Note: If you are running airflow<2.0.0 you will need to change the import to:

from airflow.contrib.sensors.weekday_sensor import DayOfWeekSensor
0
votes

The answer posted by Elad works pretty well. I came up with another solution that works as well.

I scheduled the job to run on 15,16 and 17 of the month. However, I added a condition so that the job runs on the 15th if its a weekday. The job runs on 16th and 17th if its a Monday.
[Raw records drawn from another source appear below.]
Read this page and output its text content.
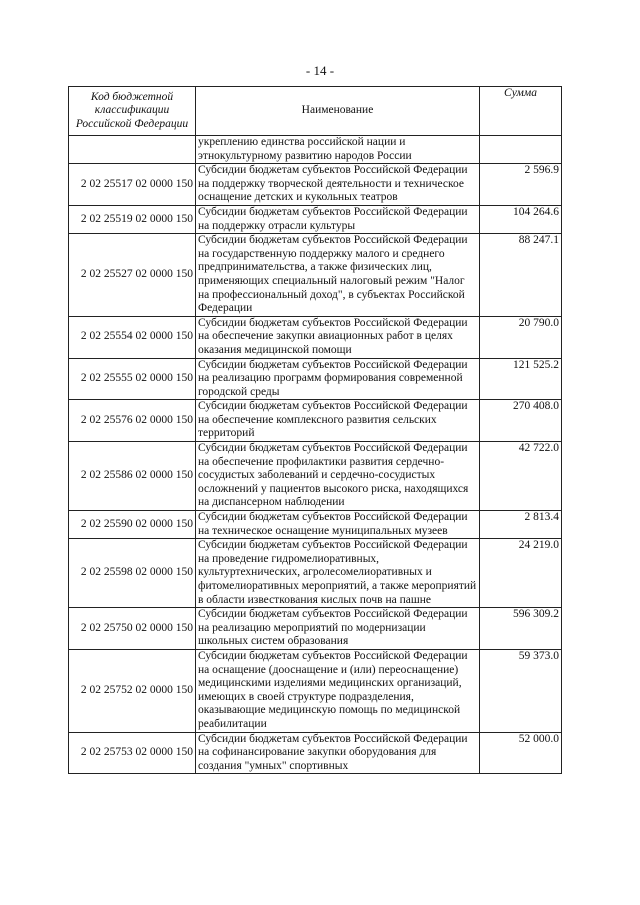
- 14 -
Код бюджетной классификации Российской Федерации	Наименование	Сумма
	укреплению единства российской нации и этнокультурному развитию народов России	
2 02 25517 02 0000 150	Субсидии бюджетам субъектов Российской Федерации на поддержку творческой деятельности и техническое оснащение детских и кукольных театров	2 596.9
2 02 25519 02 0000 150	Субсидии бюджетам субъектов Российской Федерации на поддержку отрасли культуры	104 264.6
2 02 25527 02 0000 150	Субсидии бюджетам субъектов Российской Федерации на государственную поддержку малого и среднего предпринимательства, а также физических лиц, применяющих специальный налоговый режим "Налог на профессиональный доход", в субъектах Российской Федерации	88 247.1
2 02 25554 02 0000 150	Субсидии бюджетам субъектов Российской Федерации на обеспечение закупки авиационных работ в целях оказания медицинской помощи	20 790.0
2 02 25555 02 0000 150	Субсидии бюджетам субъектов Российской Федерации на реализацию программ формирования современной городской среды	121 525.2
2 02 25576 02 0000 150	Субсидии бюджетам субъектов Российской Федерации на обеспечение комплексного развития сельских территорий	270 408.0
2 02 25586 02 0000 150	Субсидии бюджетам субъектов Российской Федерации на обеспечение профилактики развития сердечно-сосудистых заболеваний и сердечно-сосудистых осложнений у пациентов высокого риска, находящихся на диспансерном наблюдении	42 722.0
2 02 25590 02 0000 150	Субсидии бюджетам субъектов Российской Федерации на техническое оснащение муниципальных музеев	2 813.4
2 02 25598 02 0000 150	Субсидии бюджетам субъектов Российской Федерации на проведение гидромелиоративных, культуртехнических, агролесомелиоративных и фитомелиоративных мероприятий, а также мероприятий в области известкования кислых почв на пашне	24 219.0
2 02 25750 02 0000 150	Субсидии бюджетам субъектов Российской Федерации на реализацию мероприятий по модернизации школьных систем образования	596 309.2
2 02 25752 02 0000 150	Субсидии бюджетам субъектов Российской Федерации на оснащение (дооснащение и (или) переоснащение) медицинскими изделиями медицинских организаций, имеющих в своей структуре подразделения, оказывающие медицинскую помощь по медицинской реабилитации	59 373.0
2 02 25753 02 0000 150	Субсидии бюджетам субъектов Российской Федерации на софинансирование закупки оборудования для создания "умных" спортивных	52 000.0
To achieve that, I added a BranchPythonOperator:

from airflow.operators.python_operator import BranchPythonOperator

def _conditinal_task_initiator(**kwargs):
execution_date=kwargs['execution_date']
if int(datetime.strftime(execution_date,'%d'))==15 and (execution_date.weekday()<5):
    return 'dummy_task_run_cmo_longit'
elif int(datetime.strftime(execution_date,'%d'))==16 and (execution_date.weekday()==0):
    return 'dummy_task_run_cmo_longit'
elif int(datetime.strftime(execution_date,'%d'))==17 and (execution_date.weekday()==0):
    return 'dummy_task_run_cmo_longit'
else:
    return 'dummy_task_skip_cmo_longit'

with DAG(dag_id='NXS_FM_LOAD_CMO_CHOICE_LONGIT',default_args = default_args, schedule_interval = "0 8 15-17 * *", catchup=False) as dag:
conditinal_task_initiator=BranchPythonOperator(
    task_id='cond_task_check_day',
    provide_context=True,
    python_callable=_conditinal_task_initiator,
    do_xcom_push=False)
dummy_task_run_cmo_longit=DummyOperator(
    task_id='dummy_task_run_cmo_longit')
dummy_task_skip_cmo_longit=DummyOperator(
    task_id='dummy_task_skip_cmo_longit')

conditinal_task_initiator >> [dummy_task_run_cmo_longit,dummy_task_skip_cmo_longit]

dummy_task_run_cmo_longit >> <main tasks for execution>

Using this, the job'll run on 15,16 and 17 of every month. However, it'll run the functional tasks only once every month.